Ma, per fortuna, non è proprio così, non solo perché le parole possono sempre ricaricarsi di senso, ma soprattutto perchè oggi c’è qualcosa di nuovo che è forte e potente quanto l’articolazione verbale.
Questo è il nostro mostrarsi, il nostro esserci, il nostro essere qui ed ora; questo nostro esserci è oggi la parola più forte e non consumata.
Questo distingue la manifestazione di oggi: il fatto che noi, parte lesa da sempre, abbiamo trovato la forza di uscire, di mostrarci, di dare voce allo sdegno in questa forma.
Noi non vogliamo usare la metafora calcistica dello scendere in campo. No, noi non siamo scese in campo; da cittadine siamo scese nella collettività per testimoniare il nostro dissenso rispetto allo scadimento della vita pubblica, per dire l’ansia per il futuro dei figli, l’orgoglio del femminile e anche la determinazione  a cambiare.
Lo facciamo con misura e fermezza tenendo in mano il filo sottile che sorregge il nostro slogan bianco e rosa. Perché bianco e rosa sono oggi i colori dell’ira.
Vogliamo prima di tutto uscire dall’impero delle merci che ha collocato il nostro corpo e quello dei nostri figli, mariti e compagni negli scaffali del vendibile.

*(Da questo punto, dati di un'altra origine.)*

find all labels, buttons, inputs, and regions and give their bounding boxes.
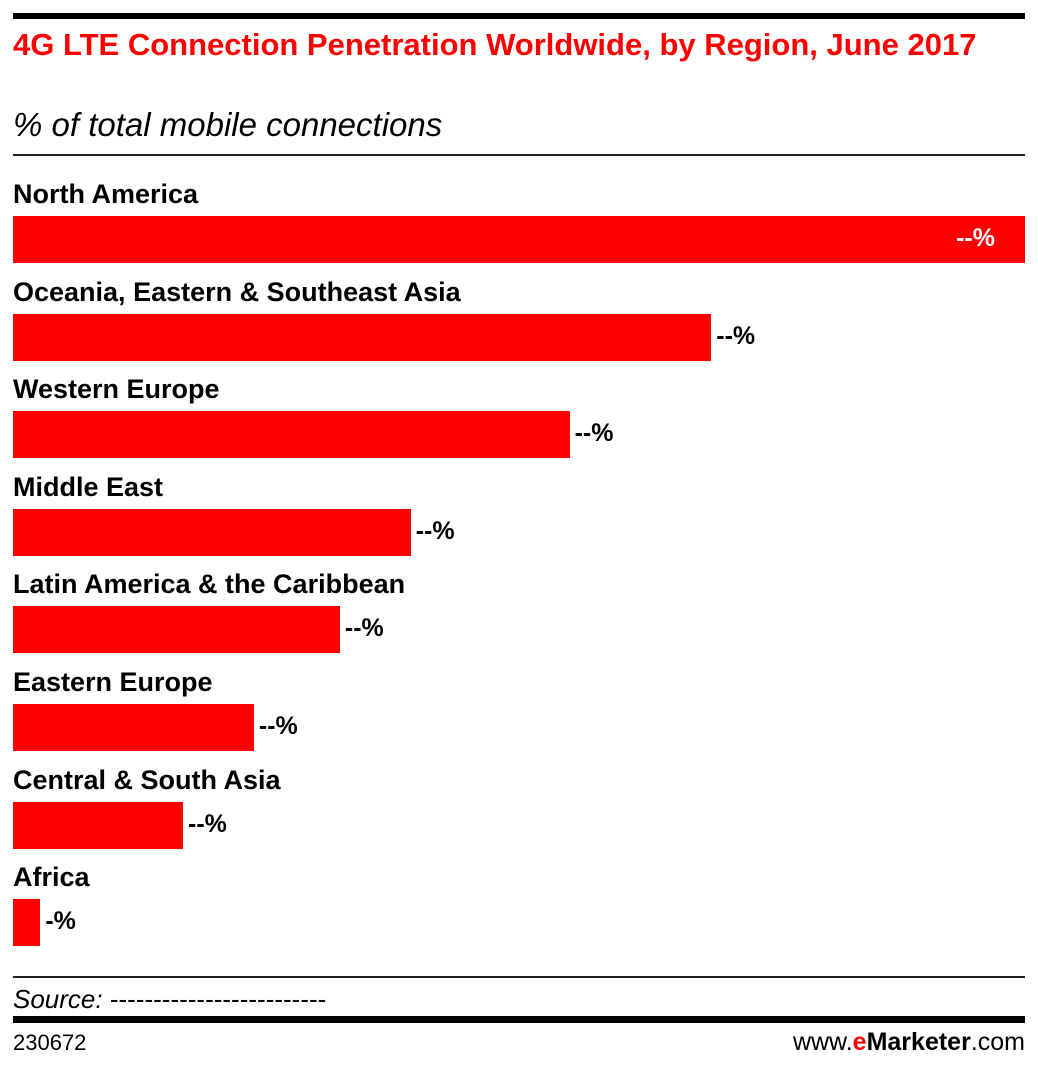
chart-subtitle: % of total mobile connections bbox=[13, 106, 443, 143]
bar bbox=[13, 216, 1025, 263]
category-label: Central & South Asia bbox=[13, 764, 281, 795]
top-rule bbox=[13, 13, 1025, 19]
category-label: Eastern Europe bbox=[13, 667, 213, 697]
data-label: --% bbox=[258, 712, 298, 740]
bar bbox=[13, 899, 41, 947]
bar bbox=[13, 704, 254, 751]
category-label: Latin America & the Caribbean bbox=[13, 569, 406, 600]
bar bbox=[13, 313, 712, 361]
data-label: --% bbox=[956, 224, 995, 252]
chart-title: 4G LTE Connection Penetration Worldwide,… bbox=[13, 27, 977, 62]
category-label: Oceania, Eastern & Southeast Asia bbox=[13, 276, 461, 307]
data-label: --% bbox=[716, 321, 756, 350]
category-label: Middle East bbox=[13, 471, 164, 502]
logo-main: Marketer bbox=[866, 1028, 971, 1056]
logo-e: e bbox=[852, 1028, 867, 1056]
category-label: Africa bbox=[13, 862, 90, 893]
bar bbox=[13, 801, 184, 849]
emarketer-logo[interactable]: www.eMarketer.com bbox=[793, 1028, 1025, 1057]
bar bbox=[13, 606, 340, 654]
footer-divider bbox=[13, 976, 1025, 978]
source-note: Source: ------------------------- bbox=[13, 984, 326, 1015]
data-label: --% bbox=[415, 516, 455, 545]
data-label: --% bbox=[188, 809, 227, 838]
chart-id: 230672 bbox=[13, 1030, 87, 1055]
data-label: --% bbox=[344, 614, 384, 643]
source-label: Source: bbox=[13, 984, 103, 1014]
logo-suffix: .com bbox=[970, 1028, 1025, 1056]
header-divider bbox=[13, 154, 1025, 156]
source-text: ------------------------- bbox=[109, 984, 327, 1014]
bar bbox=[13, 411, 570, 459]
category-label: North America bbox=[13, 179, 199, 209]
data-label: --% bbox=[574, 419, 614, 448]
data-label: -% bbox=[45, 907, 76, 936]
bar bbox=[13, 508, 411, 556]
category-label: Western Europe bbox=[13, 374, 220, 405]
footer-rule bbox=[13, 1016, 1025, 1023]
logo-prefix: www. bbox=[792, 1028, 853, 1056]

Non vogliamo più essere un bene vendibile  né strumento di un profitto. I corpi, tutti i corpi, non si vendono e non si comprano e i sentimenti non si manipolano con l’oro.
Respingiamo con forza il modello del desiderio senza limiti.
Vogliamo la rifondazione morale della polis perché i fatti avvenuti costituiscono un’offesa troppo grande alle donne, agli uomini e al lavoro. Troppo grande è diventata la sproporzione tra la lotta quotidiana di tante famiglie e la ricchezza di troppi. Chiediamo che si corregga la forbice di questa ricchezza, che si ponga al centro della vita politica la questione morale, la solidarietà, il lavoro, la formazione e la ricerca scientifica.
Sappiamo che dovremo tornare ancora perché l’etica e la dignità non sono per sempre, tanto meno quelle delle donne. Vanno continuate, riconquistate e sempre testimoniate. Dunque torneremo ancora e, ogni volta che ritorneremo, ricordiamoci sempre, come è avvenuto oggi, di parlare con una voce sola.